The house is located deep in an alley that gets little traffic.
It was built 90 years ago, and has been sitting vacant for more than a decade.
"I worry about the roof, about leaks. Empty homes need to be checked all the time," says Kataoka. "It gets very tiresome."
Kataoka asked Kohei Nishimura for help. Nishimura runs a construction and real estate business, and has rebuilt more than 400 vacant homes.
Nishimura focused his attention on one sales point: location. The house is only a 10-minute walk to the nearest business district.
After renting the property from Kataoka, he transformed it into a shared office space. It was completed last year.
The first floor offers a convenient desk-sharing space. Members can use one of the desks for a small fee.

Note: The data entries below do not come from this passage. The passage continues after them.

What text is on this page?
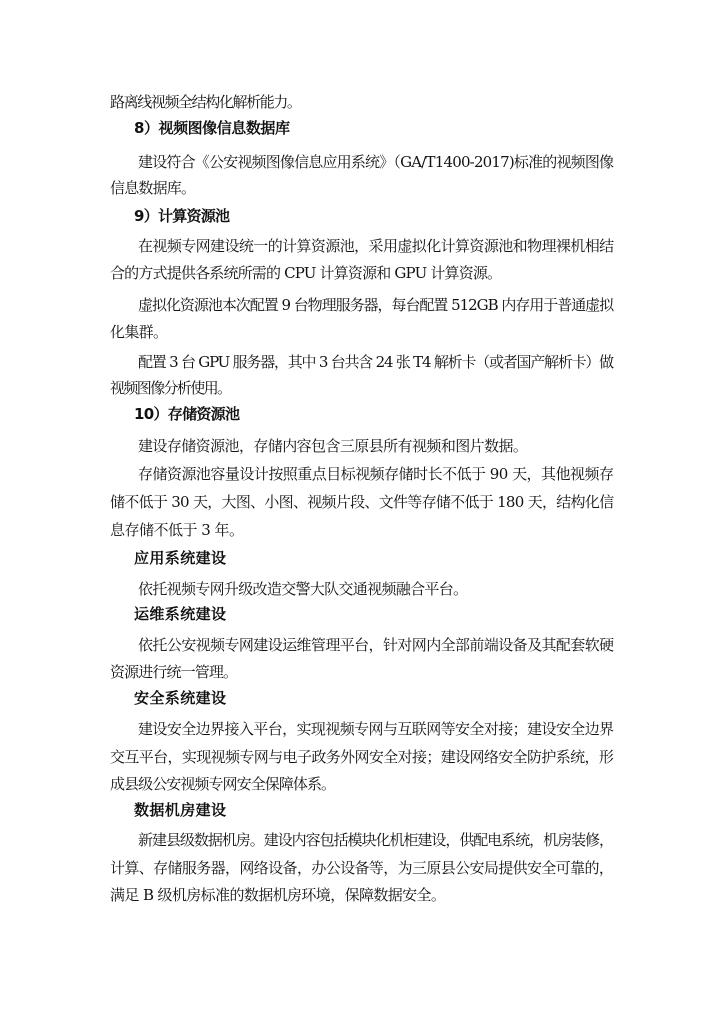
路离线视频全结构化解析能力。
8）视频图像信息数据库
建设符合《公安视频图像信息应用系统》（GA/T1400-2017)标准的视频图像
信息数据库。
9）计算资源池
在视频专网建设统一的计算资源池，采用虚拟化计算资源池和物理裸机相结
合的方式提供各系统所需的 CPU 计算资源和 GPU 计算资源。
虚拟化资源池本次配置 9 台物理服务器，每台配置 512GB 内存用于普通虚拟
化集群。
配置 3 台 GPU 服务器，其中 3 台共含 24 张 T4 解析卡（或者国产解析卡）做
视频图像分析使用。
10）存储资源池
建设存储资源池，存储内容包含三原县所有视频和图片数据。
存储资源池容量设计按照重点目标视频存储时长不低于 90 天，其他视频存
储不低于 30 天，大图、小图、视频片段、文件等存储不低于 180 天，结构化信
息存储不低于 3 年。
应用系统建设
依托视频专网升级改造交警大队交通视频融合平台。
运维系统建设
依托公安视频专网建设运维管理平台，针对网内全部前端设备及其配套软硬
资源进行统一管理。
安全系统建设
建设安全边界接入平台，实现视频专网与互联网等安全对接；建设安全边界
交互平台，实现视频专网与电子政务外网安全对接；建设网络安全防护系统，形
成县级公安视频专网安全保障体系。
数据机房建设
新建县级数据机房。建设内容包括模块化机柜建设，供配电系统，机房装修，
计算、存储服务器，网络设备，办公设备等，为三原县公安局提供安全可靠的，
满足 B 级机房标准的数据机房环境，保障数据安全。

On the second floor there are private offices that can be rented for around 240 dollars a month. The center already has more than 30 members. The house has been transformed into a profitable property.
"I couldn’t have come up with an idea like this," he says. "It looks really good. I'm happy."
Vacant housing is also a serious problem in Tokyo. Even one area in central Tokyo has a vacancy rate of 15.8% — higher than the national average.
After much discussion and thought, local people are trying out a new approach to the vacant-house problem.
After Yukiko Yamada lost her husband, she inherited the house his parents had owned.
It’s a 45-year-old wooden building, where the parents lived and sold fried pork cutlets.
For Yamada the property tax was a big burden. She kept trying to come up with ways to renovate the building so it could earn some revenue.
She first thought of turning it into a nursery, but it didn’t meet building requirements.
When she asked about turning it into a home for the elderly, she was told there wasn’t enough space.
She also considered dismantling the house and turning it into a parking lot for cars or bicycles.
"They said the entrance is too narrow for a car park, and a bicycle lot would barely cover the taxes," she recalls. "I was shocked."
Then, about two years ago, Yamada’s fortunes changed. The district hosted a “community development” event.
It was attended by architects who specialized in renovating old homes, and local volunteers wanting to do something for the local community. They brainstormed ideas for the vacant houses in the area.
When they discussed Yamada’s house, the group of volunteers had a surprising idea.
The suggestion was to make a cafe for local people and a lodging facility for foreign tourists.
This town still has the look and feel of an older Japan, and is a big draw for foreign tourists. They anticipate a steady profit. The volunteer group also wants to manage the facility.
The group consists of local people who work in interior design, architecture, and finance. They’ve formed a small organization called the Community Development Company.
The company kept Yamada informed about the specifics of the renovation and the management of the house.
"Yamada said she wants this space to be somewhere different generations can meet and have fun, improving the whole town," says Koichi Hikamiyama, from Community Development Company.
It’s been a year since they fixed the plan. The former cutlet shop on the first floor is now a cozy cafe.
The cafe also rents out sewing machines and holds knitting classes and other events. It’s now a place for local people of all ages to mingle.
And every day foreign guests stay on the second floor. Today brings a visitor from the United States.
He chose it after seeing its high ratings online.
A room costs around 90 dollars per night, and last year about 900 guests stayed.
This vacant house has been revived, through local people, ideas and money all coming together.
"There are so many promising ideas. I think my parents in law would be happy, too," says Yamada.
The Japanese government is also getting involved, creating a registration system for vacant properties. It is encouraging the elderly and low-income earners to rent the empty houses.
The system subsidizes the rent as well as the cost of earthquake-resistant renovations, to support the owners of the houses.
Last year, about 1 million new houses were built across the country, but there are still more than 8 million vacant houses. Japan must seriously look for new ways to bring its empty houses back to life.